15.	The bandwidth of a medium refers to the range of frequencies that can be reliably propagated through that medium without distortion. Given your answers to the questions above, explain why a large bandwidth is preferable in a signal carrier.
16.	In your own words, describe the differences and similarities between Fourier Series and Fourier Transforms.

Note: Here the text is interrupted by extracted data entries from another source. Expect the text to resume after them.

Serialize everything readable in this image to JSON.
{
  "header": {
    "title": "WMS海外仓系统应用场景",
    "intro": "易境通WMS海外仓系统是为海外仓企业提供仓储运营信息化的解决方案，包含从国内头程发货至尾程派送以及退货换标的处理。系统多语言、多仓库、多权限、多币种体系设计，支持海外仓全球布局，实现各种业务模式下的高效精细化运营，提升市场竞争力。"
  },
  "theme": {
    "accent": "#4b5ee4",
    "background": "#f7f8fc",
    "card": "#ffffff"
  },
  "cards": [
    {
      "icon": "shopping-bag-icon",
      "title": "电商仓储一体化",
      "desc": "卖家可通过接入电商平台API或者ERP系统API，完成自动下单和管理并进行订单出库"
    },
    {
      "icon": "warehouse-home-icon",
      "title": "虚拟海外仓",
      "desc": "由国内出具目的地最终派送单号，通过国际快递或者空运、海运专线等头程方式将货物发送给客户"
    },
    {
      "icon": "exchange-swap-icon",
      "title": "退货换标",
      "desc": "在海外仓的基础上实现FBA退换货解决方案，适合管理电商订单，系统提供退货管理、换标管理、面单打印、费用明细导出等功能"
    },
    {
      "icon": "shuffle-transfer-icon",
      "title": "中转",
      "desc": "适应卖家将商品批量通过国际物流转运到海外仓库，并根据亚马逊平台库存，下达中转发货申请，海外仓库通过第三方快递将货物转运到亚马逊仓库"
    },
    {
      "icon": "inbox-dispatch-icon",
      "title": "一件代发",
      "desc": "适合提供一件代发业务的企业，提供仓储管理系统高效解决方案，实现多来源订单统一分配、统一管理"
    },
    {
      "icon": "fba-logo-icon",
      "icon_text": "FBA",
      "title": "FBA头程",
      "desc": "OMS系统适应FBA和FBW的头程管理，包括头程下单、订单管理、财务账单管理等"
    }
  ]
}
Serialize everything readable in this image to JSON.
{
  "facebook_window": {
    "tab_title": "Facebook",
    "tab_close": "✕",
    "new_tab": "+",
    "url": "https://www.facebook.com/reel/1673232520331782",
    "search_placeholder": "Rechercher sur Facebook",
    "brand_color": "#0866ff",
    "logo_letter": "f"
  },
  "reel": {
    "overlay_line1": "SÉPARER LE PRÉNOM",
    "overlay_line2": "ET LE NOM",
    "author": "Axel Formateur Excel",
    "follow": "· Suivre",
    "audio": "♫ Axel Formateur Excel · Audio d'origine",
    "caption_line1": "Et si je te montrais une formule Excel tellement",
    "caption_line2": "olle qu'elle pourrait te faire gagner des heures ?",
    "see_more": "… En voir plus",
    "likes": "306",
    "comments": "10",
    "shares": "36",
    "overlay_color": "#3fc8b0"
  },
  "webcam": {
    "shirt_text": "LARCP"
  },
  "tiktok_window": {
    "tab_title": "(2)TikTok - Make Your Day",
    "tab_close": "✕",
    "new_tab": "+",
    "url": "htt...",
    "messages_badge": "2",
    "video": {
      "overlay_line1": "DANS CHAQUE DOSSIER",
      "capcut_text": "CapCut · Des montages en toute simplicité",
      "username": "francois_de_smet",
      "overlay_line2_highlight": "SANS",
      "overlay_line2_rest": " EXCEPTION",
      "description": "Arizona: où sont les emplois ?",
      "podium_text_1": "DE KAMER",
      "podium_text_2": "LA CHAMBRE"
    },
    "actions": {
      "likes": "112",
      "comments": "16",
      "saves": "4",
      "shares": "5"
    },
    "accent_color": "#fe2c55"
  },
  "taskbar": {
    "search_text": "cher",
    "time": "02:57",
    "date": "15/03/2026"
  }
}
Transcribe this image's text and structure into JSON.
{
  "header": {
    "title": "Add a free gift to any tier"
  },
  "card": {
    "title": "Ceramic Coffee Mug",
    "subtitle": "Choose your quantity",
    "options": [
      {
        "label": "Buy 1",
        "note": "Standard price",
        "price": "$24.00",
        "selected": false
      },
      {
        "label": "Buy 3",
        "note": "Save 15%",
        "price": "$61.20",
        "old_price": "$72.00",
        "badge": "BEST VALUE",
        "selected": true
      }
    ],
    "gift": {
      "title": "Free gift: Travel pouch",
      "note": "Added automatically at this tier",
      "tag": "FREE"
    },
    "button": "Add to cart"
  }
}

17.	If you reach this point in the activity before your instructor stops the class for discussion, play around with the different features of the CUPS simulation. Below are some questions to consider:
	Physical signals are not exactly square. Under the 1-D DFT menu, choose "Gaussian". As before, change the Posn to 0 and select "Real transform". How does the Fourier spectrum of the Gaussian pulse compare with the Fourier spectrum of the square pulse? Under the Fourier menu, choose Square Wave. Click on Run/Stop to produce the Fourier spectrum in the graphs on the bottom. Do you see any differences between the Fourier spectrum of this square wave and the one you analyzed with LoggerPro? What might be the sources of those differences? Under the Fourier menu, choose Propagate. Leave the settings at their default values and click OK. Watch what happens to your green signal when you click on Run/Stop to simulate the wave traveling over a distance. Does the wave retain its shape? Compare the behavior of the Square Wave signal with that of a sine wave signal by choosing Input Function from the Fourier menu. Type sin(x) in the input box, then click OK. Run/Stop to produce the Fourier Spectrum, then Propagate. How does the distortion of the sine wave compare to the distortion of the square wave?